Bush favors aid for Indonesia, critics balk

Source
Scripps Howard News - October 12, 2004

Lance Gay, Washington – Two years after a terrorist explosion killed 202 people at a resort in Bali, the Bush administration is weighing increased support for Indonesia in the war against terrorism. The moves have brought objections from both liberal and conservative groups concerned that the archipelago's corrupt military has not been reformed and is guilty of notorious human rights abuses including murders and rapes on some of the 13,000 islands that make up the nation.

On Tuesday, 45 members of Congress – including Reps. Christopher Smith, R-N.J., and Patrick Kennedy, D-R.I. – said that although Indonesia has made significant progress in adopting political reforms that resulted in the election this month of a new president Susilo Bambang Yudhoyono, the human rights record of Indonesia's military is so bad they cannot support any new military assistance to the country.

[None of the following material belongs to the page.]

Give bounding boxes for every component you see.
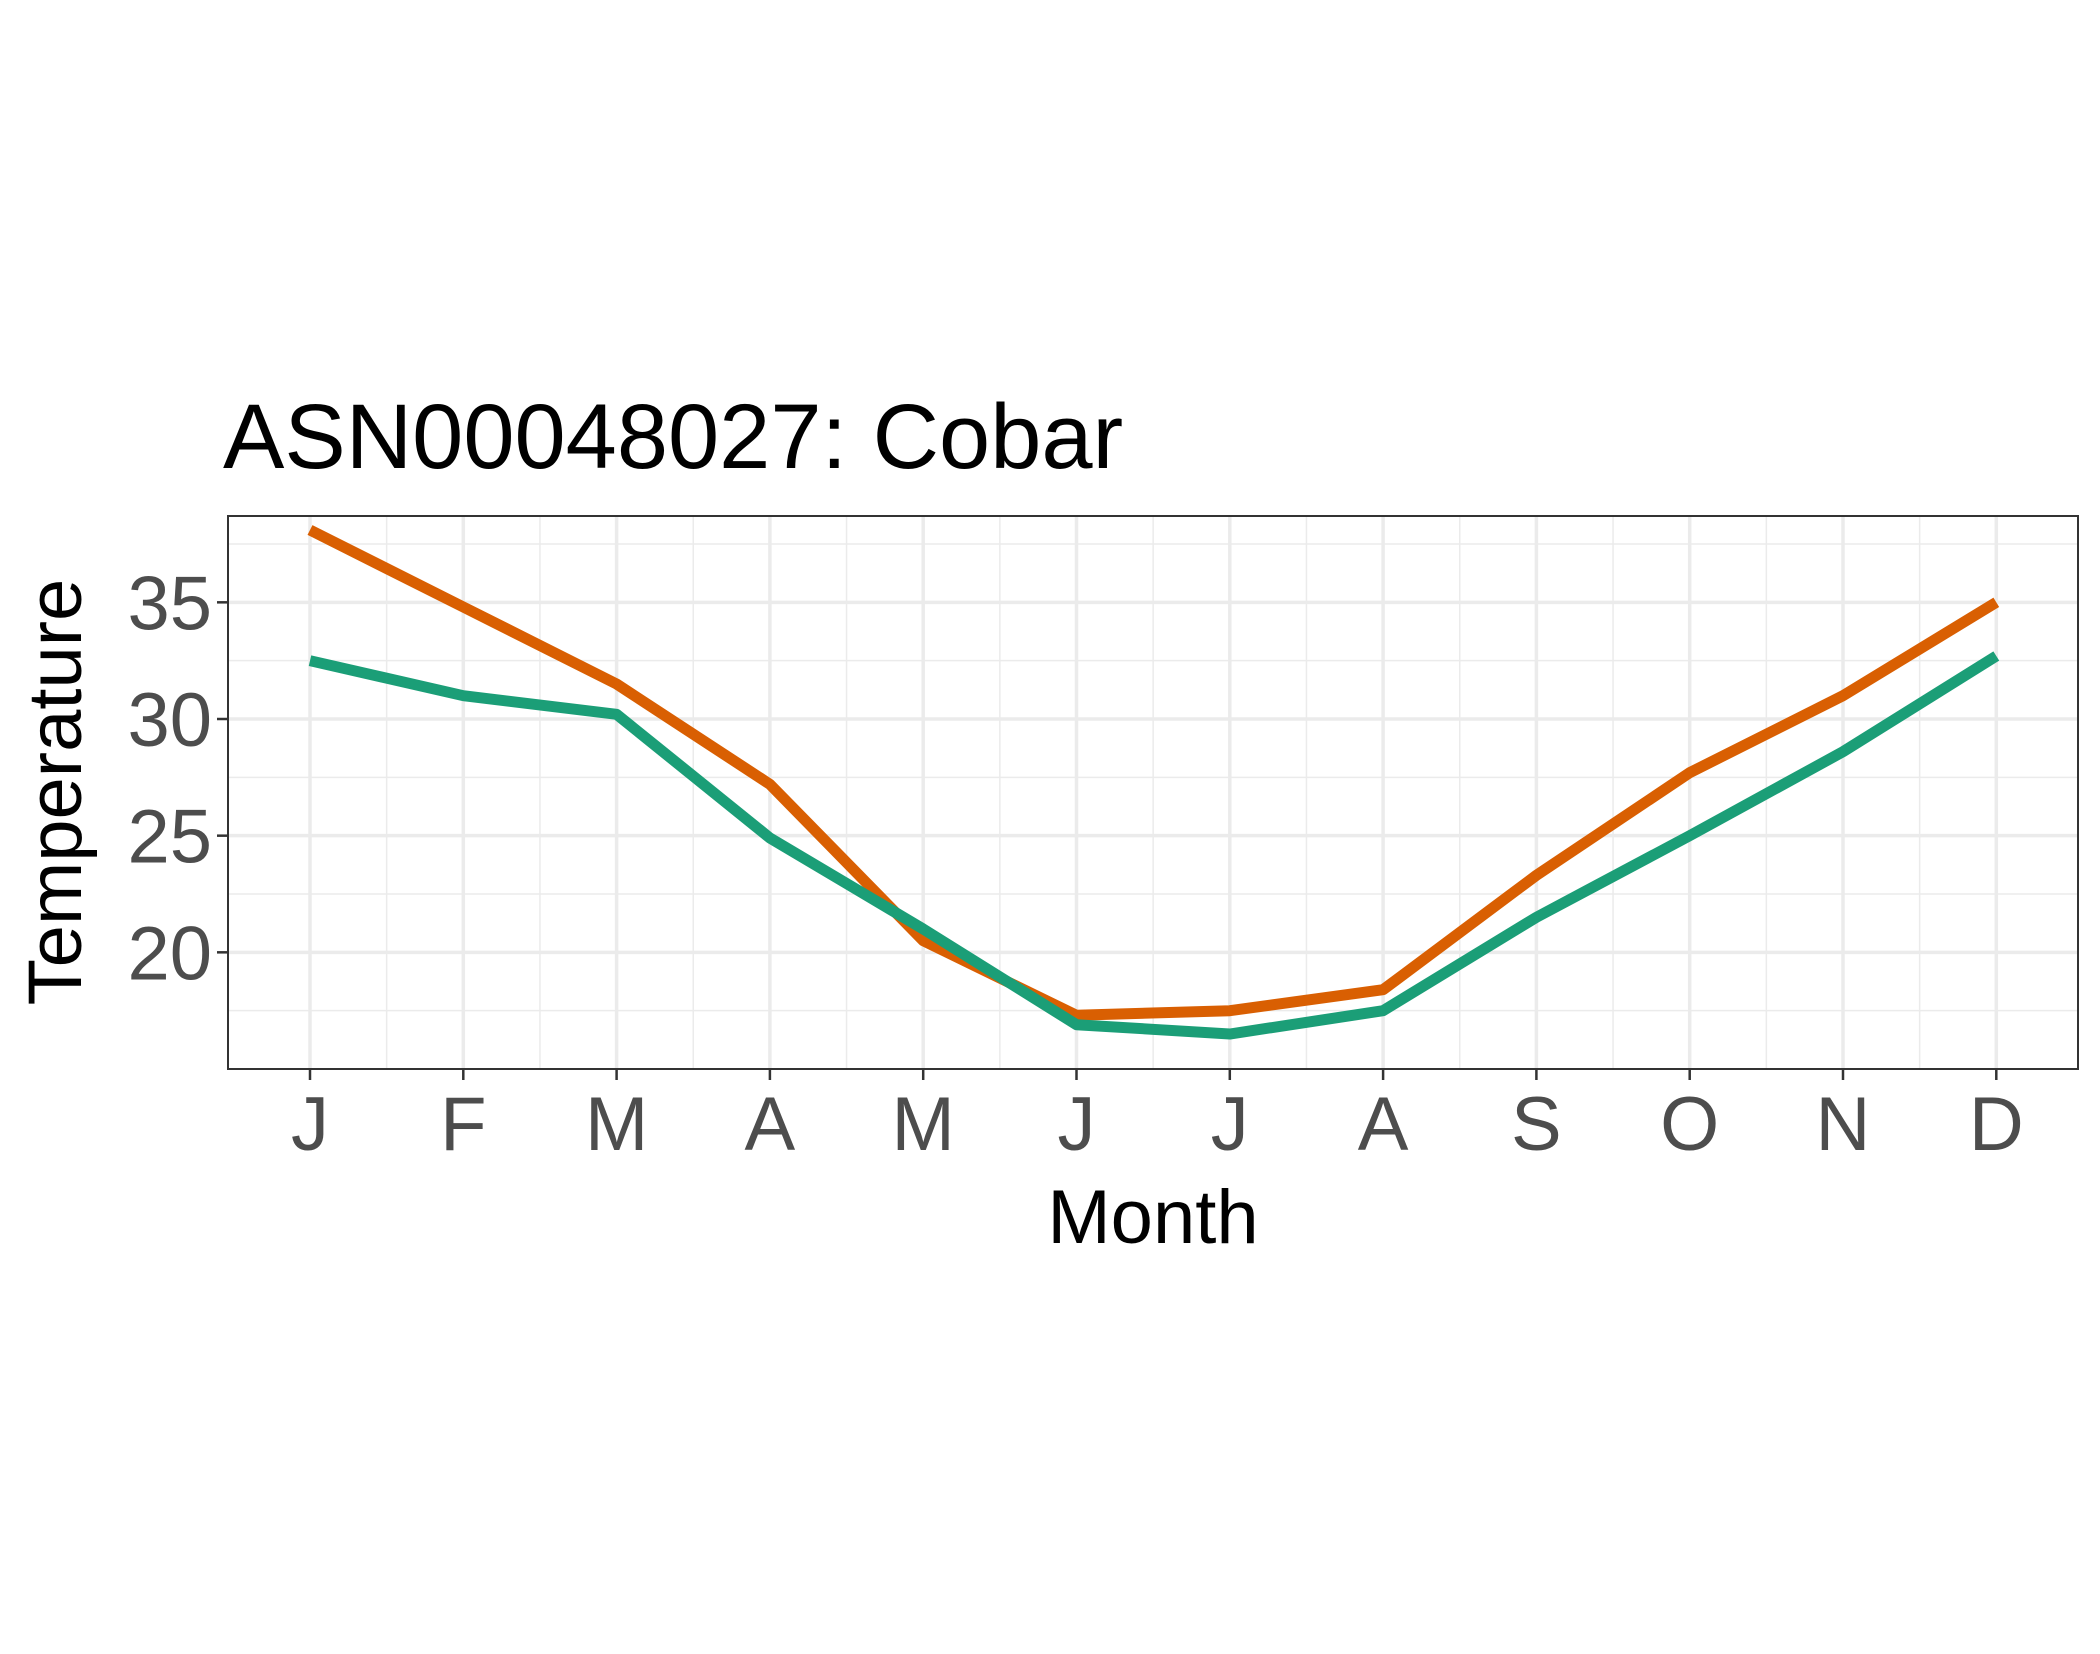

"We have grave concerns over the prospects for real military reforms," the lawmakers said in a letter to Secretary of State Colin Powell, urging the administration to hold back plans to ask Congress for an expansion of military assistance to Indonesia.

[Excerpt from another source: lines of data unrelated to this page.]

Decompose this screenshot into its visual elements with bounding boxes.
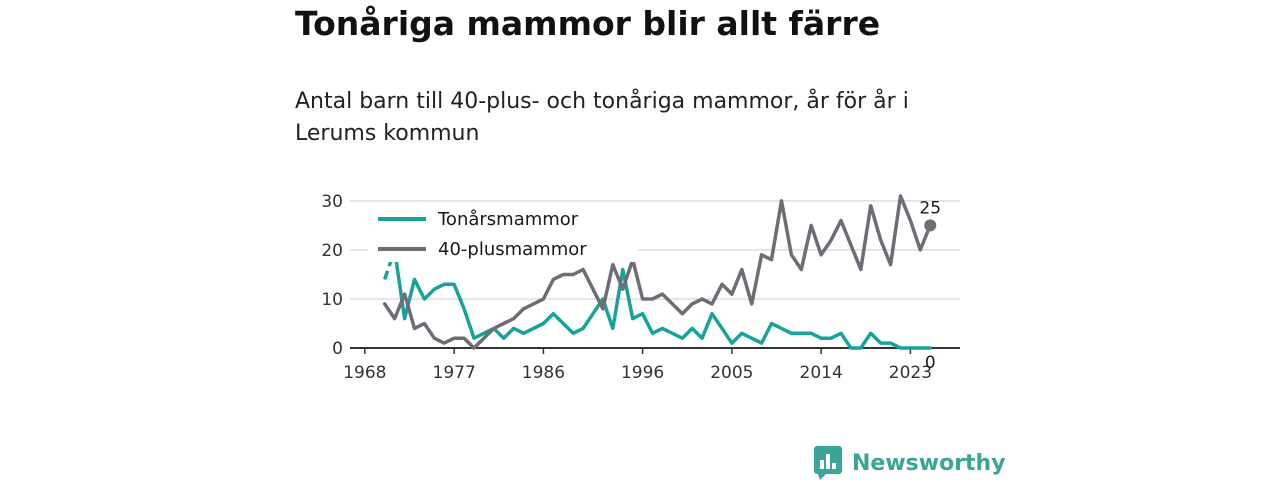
x-tick-label: 1986	[522, 363, 565, 383]
series-line-dashed-ton-rsmammor	[383, 249, 397, 280]
x-tick-label: 1977	[433, 363, 476, 383]
x-tick-label: 2023	[889, 363, 932, 383]
end-label-ton-rsmammor: 0	[925, 353, 936, 373]
end-point-40-plusmammor	[924, 219, 937, 232]
end-labels: 0 25	[919, 198, 941, 373]
y-tick-label: 20	[321, 241, 343, 261]
brand-logo: Newsworthy	[814, 446, 1006, 480]
chart-subtitle: Antal barn till 40-plus- och tonåriga ma…	[295, 89, 909, 146]
x-tick-label: 1968	[343, 363, 386, 383]
y-tick-label: 30	[321, 192, 343, 212]
series-line-40-plusmammor	[382, 194, 932, 350]
end-label-40-plusmammor: 25	[919, 198, 941, 218]
legend: Tonårsmammor 40-plusmammor	[368, 206, 638, 262]
chart-title: Tonåriga mammor blir allt färre	[295, 4, 881, 43]
x-tick-label: 2014	[800, 363, 843, 383]
legend-label-40-plusmammor: 40-plusmammor	[438, 239, 587, 260]
legend-label-ton-rsmammor: Tonårsmammor	[437, 209, 579, 230]
newsworthy-logo-icon	[814, 446, 842, 480]
x-tick-label: 1996	[621, 363, 664, 383]
brand-name: Newsworthy	[852, 450, 1006, 476]
y-tick-label: 10	[321, 290, 343, 310]
series-lines	[382, 194, 932, 350]
x-tick-label: 2005	[710, 363, 753, 383]
y-tick-label: 0	[332, 339, 343, 359]
series-line-ton-rsmammor	[392, 248, 932, 350]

The Bush administration has not yet officially unveiled its proposal for Indonesia, to be included in the 2006 budget that will be sent to Capitol Hill next February. But Gen. Richard Myers, chairman of the Joint Chiefs of Staff and a former commander of the US Air Force in the Pacific, said he favors restoring American military relations with Indonesia.

Myers argues that rebuilding a relationship with Indonesia's military would help build stability in the region and assist the United States in the fight against terrorism.

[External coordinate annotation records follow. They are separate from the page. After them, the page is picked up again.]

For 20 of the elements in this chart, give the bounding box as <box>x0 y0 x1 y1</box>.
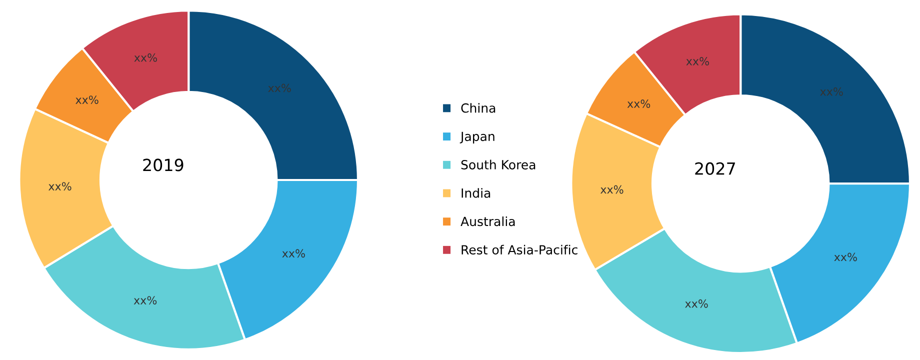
data-label: xx% <box>76 96 98 104</box>
legend-label: Australia <box>460 216 515 226</box>
data-label: xx% <box>134 296 157 304</box>
legend-label: India <box>462 188 490 198</box>
legend-label: Japan <box>460 132 494 144</box>
data-label: xx% <box>48 182 72 190</box>
data-label: xx% <box>686 57 709 66</box>
data-label: xx% <box>268 84 291 92</box>
legend-label: China <box>461 103 496 113</box>
data-label: xx% <box>134 53 157 62</box>
data-label: xx% <box>282 249 305 258</box>
legend-label: South Korea <box>461 160 536 170</box>
data-label: xx% <box>627 100 650 108</box>
data-label: xx% <box>834 252 857 262</box>
text: 2019 <box>143 158 184 172</box>
data-label: xx% <box>685 299 708 308</box>
data-label: xx% <box>600 185 624 194</box>
legend-label: Rest of Asia-Pacific <box>462 244 578 254</box>
data-label: xx% <box>820 87 843 96</box>
text: 2027 <box>695 162 735 175</box>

Initially, Indonesia denied that it was being used as a base by Jemmah Islamiya terrorists with connections to al Qaeda in Afghanistan. But that all changed October 12, 2002, when an explosion at a Bali nightclub killed 202 people, followed by terrorist attacks on the Australian Embassy in Jakarta and attacks on Western businesses on other islands.

With the help of American, Australian and international police organizations, the Indonesian government increased the powers of its civilian police to crack down on terrorists and last year adopted emergency decrees. The United States funneled $17 million into programs to train police and establish an Indonesian counter-terrorism unit responsible for rounding up 109 terrorists blamed for the violence.

Congress has blocked Bush administration proposals to expand that funding to include Indonesia's military forces. The Clinton administration stopped all direct US military assistance, including spare parts for Indonesia's F-16 jets, after the military led a crackdown against the independence movement in East Timor in 1999.

Terrorist analysts with the Center for Defense Information in Washington estimate there are more than 10,000 members of the militant Muslim group Laskar Jihad operating in Indonesia.

Karen Orenstein, Washington coordinator for the East Timor Action Network, a group composed of human rights groups lobbying against any new military aid, said reforms of the Indonesian military needs to be in place before America commits to giving the country any new weaponry.

She said people responsible for violations of human rights in East Timor and other human rights violations remain in control of the country's military.

Despite political reforms in Indonesia, the military raises much of its income from a range of illegal and semi-legal means, including prostitution, drug dealing, logging and trafficking in people, she said.

"All military assistance should be withheld until there is justice for human rights," she said.

Dana Dillon, an analyst with the conservative Heritage Foundation, said there has been "an extraordinary transition" in Indonesia's politics in the last six years. Since Indonesia deposed the dictator Suharto in 1997, it has adopted dramatic political reforms that produced the third free election held since Indonesia declared independence from the Netherlands in 1945. The new government takes office October 20.

Dillon said the United States should link any resumption of direct military aid to continued success with the reform program, and ensure that any assistance is withheld if there is backsliding.